Ceci n’est pas un simple pistolet. C'est un objet littéraire. L'arme qui a failli tuer Arthur Rimbaud a été vendue aux enchères, chez Christie's, à Paris, mercredi 30 novembre, pour 434 500 euros, frais inclus. Sa valeur était estimée entre 50 000 et 70 000 euros. Le parcours de ce Lefaucheux 7 mm est digne d’un scénario hollywoodien, avec du sang, de la passion, du suspense et même Leonardo DiCaprio en guest star. Franceinfo vous raconte ce son histoire.

Tout commence le 10 juillet 1873. Paul Verlaine a des envies de suicide, Arthur Rimbaud parle de s'engager dans l'armée. Après une violente dispute, Verlaine, ivre d'absinthe et agité, tire sur son amant, manquant de le tuer. Lorsqu'il le met en joue, il lui crie, d'après la déposition de Rimbaud à la police belge : "Voilà pour toi, puisque tu pars." L’auteur du Bateau ivre, qui vient de le rejoindre à Bruxelles, avait menacé de le quitter.

Des amours maudits

Deux balles partent et Rimbaud est blessé au poignet. Verlaine, lui, est arrêté. L’épisode met surtout fin à l'une des relations les plus célèbres de la littérature française, commencée deux ans plus tôt. D'abord bluffé par les poèmes de l’adolescent d’alors 16 ans, Verlaine, écrivain de dix ans son ainé, en tombe amoureux. Il finit par quitter sa femme Mathilde Mauté et part s’exiler à Londres avec son amant. Mais au bout de six mois dans la capitale britannique, leur passion tourne court. Il faut dire que les deux poètes maudits ne cessent de se battre, et boivent beaucoup.

Nous avons des amours de tigres...

Verlaine

dans ses correspondances

La "pédérastie" au cœur du procès

Face à ces amours tumultueux, Verlaine cherche à renouer avec son épouse. Le poète a écrit à Rimbaud qu'il pense se "brûler la gueule" si celle-ci ne revient pas dans les trois jours et conclut : "Enfin ! Veux-tu que je t’embrasse en crevant ?" Verlaine est parti pour Bruxelles, où son jeune amant a fini par le rejoindre. Le matin même de leur énième dispute, il achète l'arme du forfait avec une boîte de 50 cartouches. Pour servir ses idées de suicide ou pour perpétrer un crime prémédité ?

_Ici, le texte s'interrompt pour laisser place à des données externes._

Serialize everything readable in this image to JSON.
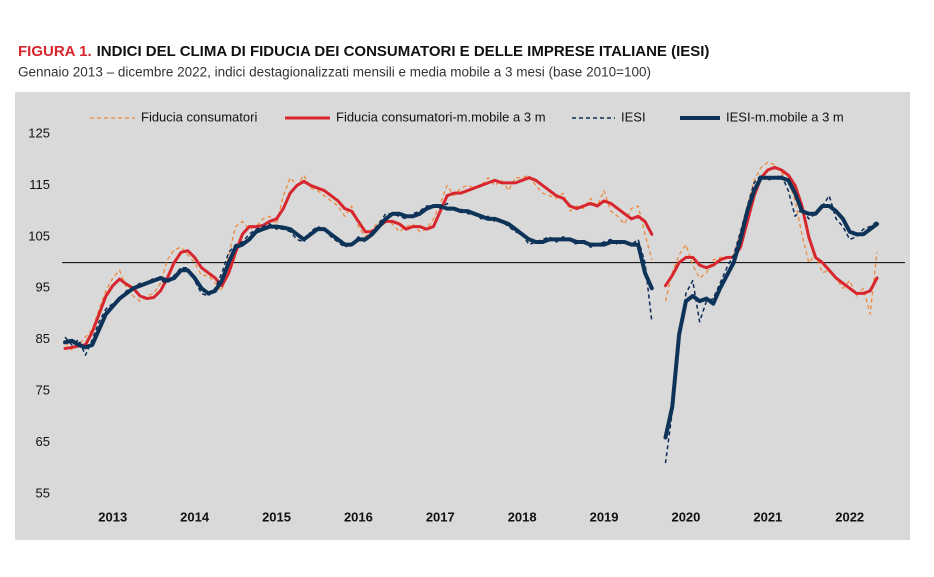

L'histoire finit devant la justice. Au terme du fameux procès, l’auteur des Poèmes saturniens est condamné à deux ans de prison – une lourde peine pour une blessure superficielle, d'autant plus que Rimbaud a retiré sa plainte. Mais aggravée par leur homosexualité, à l’époque hors-la-loi, que les juges documentent en faisant subir à Verlaine des examens "corporels" humiliants à la recherche de "traces de pédérastie" – autrement dit, de sodomie.

Du fond de sa geôle, à Bruxelles puis à Mons, Verlaine écrira son recueil Cellulairement. Parallèlement, Rimbaud, retourné à Roche dans la ferme familiale, rédigera dans une grande solitude son célèbre recueil de poèmes en prose, Une saison en enfer, titre qui fait référence à cette période de crise.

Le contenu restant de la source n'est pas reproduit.